Historien, Historien

Fin novembre, le président Macron lançait à la surprise générale l’idée d’un plan de « RER métropolitains » destinés à relier les périphéries aux villes-centres comme alternatives aux véhicules motorisés dans une dizaine d’agglomérations du pays. Si l’idée n’est pas nécessairement mauvaise, elle n’a de sens que si l’on se donne les moyens de penser l’aménagement du territoire au-delà des pôles urbains les plus « rentables » pour prendre aussi en compte des territoires n’ayant que peu d’alternatives à l’automobilisme.

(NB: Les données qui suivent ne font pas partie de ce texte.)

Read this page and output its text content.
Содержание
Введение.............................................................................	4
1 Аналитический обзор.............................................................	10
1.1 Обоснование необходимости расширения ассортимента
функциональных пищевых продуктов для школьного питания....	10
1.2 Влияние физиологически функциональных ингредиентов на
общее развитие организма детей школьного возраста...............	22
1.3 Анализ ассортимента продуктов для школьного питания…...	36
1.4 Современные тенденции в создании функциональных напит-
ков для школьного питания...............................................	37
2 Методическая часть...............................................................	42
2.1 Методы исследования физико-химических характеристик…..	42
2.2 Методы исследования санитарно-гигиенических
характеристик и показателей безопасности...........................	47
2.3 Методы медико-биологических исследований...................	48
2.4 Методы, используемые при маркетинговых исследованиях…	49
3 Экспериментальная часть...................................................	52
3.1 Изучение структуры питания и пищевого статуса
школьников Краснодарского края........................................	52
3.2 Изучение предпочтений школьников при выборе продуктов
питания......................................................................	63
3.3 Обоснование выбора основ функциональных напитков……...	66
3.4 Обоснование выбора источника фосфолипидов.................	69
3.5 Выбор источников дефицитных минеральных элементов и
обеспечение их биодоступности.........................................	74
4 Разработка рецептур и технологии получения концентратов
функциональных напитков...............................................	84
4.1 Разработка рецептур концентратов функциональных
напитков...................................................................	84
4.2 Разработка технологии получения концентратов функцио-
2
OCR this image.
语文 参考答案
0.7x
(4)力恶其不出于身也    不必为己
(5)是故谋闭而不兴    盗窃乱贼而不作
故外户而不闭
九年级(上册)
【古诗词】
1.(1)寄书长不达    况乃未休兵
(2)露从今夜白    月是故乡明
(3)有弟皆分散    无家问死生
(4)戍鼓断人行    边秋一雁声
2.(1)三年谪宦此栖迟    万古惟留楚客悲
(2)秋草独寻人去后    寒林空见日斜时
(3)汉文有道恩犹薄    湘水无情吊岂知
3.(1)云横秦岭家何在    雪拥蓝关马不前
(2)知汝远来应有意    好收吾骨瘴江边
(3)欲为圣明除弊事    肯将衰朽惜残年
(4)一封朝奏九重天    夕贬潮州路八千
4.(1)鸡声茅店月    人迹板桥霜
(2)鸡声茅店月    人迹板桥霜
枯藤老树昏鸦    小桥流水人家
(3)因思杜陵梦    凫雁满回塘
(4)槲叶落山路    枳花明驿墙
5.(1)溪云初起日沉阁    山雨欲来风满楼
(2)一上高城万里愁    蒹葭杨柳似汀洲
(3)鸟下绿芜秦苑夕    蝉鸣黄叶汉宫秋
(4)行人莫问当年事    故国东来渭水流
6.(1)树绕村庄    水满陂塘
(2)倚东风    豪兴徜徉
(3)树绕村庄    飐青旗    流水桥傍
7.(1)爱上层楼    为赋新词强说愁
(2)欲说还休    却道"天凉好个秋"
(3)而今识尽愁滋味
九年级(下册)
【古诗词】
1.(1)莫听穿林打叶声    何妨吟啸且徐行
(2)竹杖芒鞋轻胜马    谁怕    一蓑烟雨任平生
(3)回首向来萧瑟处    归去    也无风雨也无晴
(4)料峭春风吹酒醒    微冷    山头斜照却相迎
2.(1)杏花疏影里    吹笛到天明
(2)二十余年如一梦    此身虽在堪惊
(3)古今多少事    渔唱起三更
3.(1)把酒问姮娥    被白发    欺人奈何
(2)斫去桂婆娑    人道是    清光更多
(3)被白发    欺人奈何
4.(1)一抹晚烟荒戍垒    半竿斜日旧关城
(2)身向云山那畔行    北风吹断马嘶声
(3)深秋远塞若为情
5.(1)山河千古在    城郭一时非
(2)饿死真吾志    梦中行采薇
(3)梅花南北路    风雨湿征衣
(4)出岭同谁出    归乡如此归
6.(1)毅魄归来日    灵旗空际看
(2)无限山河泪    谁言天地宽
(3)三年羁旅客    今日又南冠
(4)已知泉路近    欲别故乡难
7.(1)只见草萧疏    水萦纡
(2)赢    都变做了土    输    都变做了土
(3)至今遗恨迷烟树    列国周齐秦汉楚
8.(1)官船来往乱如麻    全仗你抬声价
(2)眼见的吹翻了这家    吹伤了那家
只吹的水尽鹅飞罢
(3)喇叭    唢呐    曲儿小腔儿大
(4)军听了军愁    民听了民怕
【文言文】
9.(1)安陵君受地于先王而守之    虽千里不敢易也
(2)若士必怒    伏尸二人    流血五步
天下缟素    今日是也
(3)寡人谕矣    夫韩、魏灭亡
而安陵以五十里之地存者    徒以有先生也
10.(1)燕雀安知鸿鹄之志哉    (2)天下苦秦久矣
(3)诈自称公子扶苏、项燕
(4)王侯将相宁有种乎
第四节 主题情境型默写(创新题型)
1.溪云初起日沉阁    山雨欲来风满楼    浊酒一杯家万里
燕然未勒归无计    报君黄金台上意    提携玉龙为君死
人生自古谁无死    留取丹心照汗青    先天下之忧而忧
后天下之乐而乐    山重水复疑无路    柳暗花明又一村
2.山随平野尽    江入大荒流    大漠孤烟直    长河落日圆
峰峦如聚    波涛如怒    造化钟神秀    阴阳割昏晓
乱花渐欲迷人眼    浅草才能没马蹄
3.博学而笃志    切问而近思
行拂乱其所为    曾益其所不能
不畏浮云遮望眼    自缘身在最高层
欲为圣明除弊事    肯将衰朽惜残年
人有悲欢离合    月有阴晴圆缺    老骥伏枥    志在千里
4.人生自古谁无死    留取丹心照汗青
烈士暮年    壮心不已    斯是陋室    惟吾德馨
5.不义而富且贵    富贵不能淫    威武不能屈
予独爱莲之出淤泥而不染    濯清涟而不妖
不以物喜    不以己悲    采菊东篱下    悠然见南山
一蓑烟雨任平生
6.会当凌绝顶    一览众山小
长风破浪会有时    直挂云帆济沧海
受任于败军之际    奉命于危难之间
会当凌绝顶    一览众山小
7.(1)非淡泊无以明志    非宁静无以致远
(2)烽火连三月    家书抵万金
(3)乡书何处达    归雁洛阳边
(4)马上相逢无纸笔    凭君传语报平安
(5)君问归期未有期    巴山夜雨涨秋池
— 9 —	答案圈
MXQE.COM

L’expérience d’une vingtaine d’années d’animation et d’accompagnement d’un réseau international de recherches sur la mobilité autorise un peu de recul quant aux « nouveautés » et « avancées » qui animent périodiquement le champ, devenu très visible, des enjeux des déplacements, des trafics et des mobilités. Ainsi en est-il des « RER métropolitains » destinés à relier les périphéries aux villes-centres comme alternatives aux véhicules motorisés. C’est l’idée lancée à la surprise générale par le président de la République Emmanuel Macron à la fin du mois de novembre 2022, dans un climat social particulièrement tendu. Pourtant, bien qu’elle ne soit pas inédite, cette ambition nous paraît intéressante, car elle offre un côté « retour aux fondamentaux » et « atterrissage indispensable » que l’on va ici s’évertuer à expliciter.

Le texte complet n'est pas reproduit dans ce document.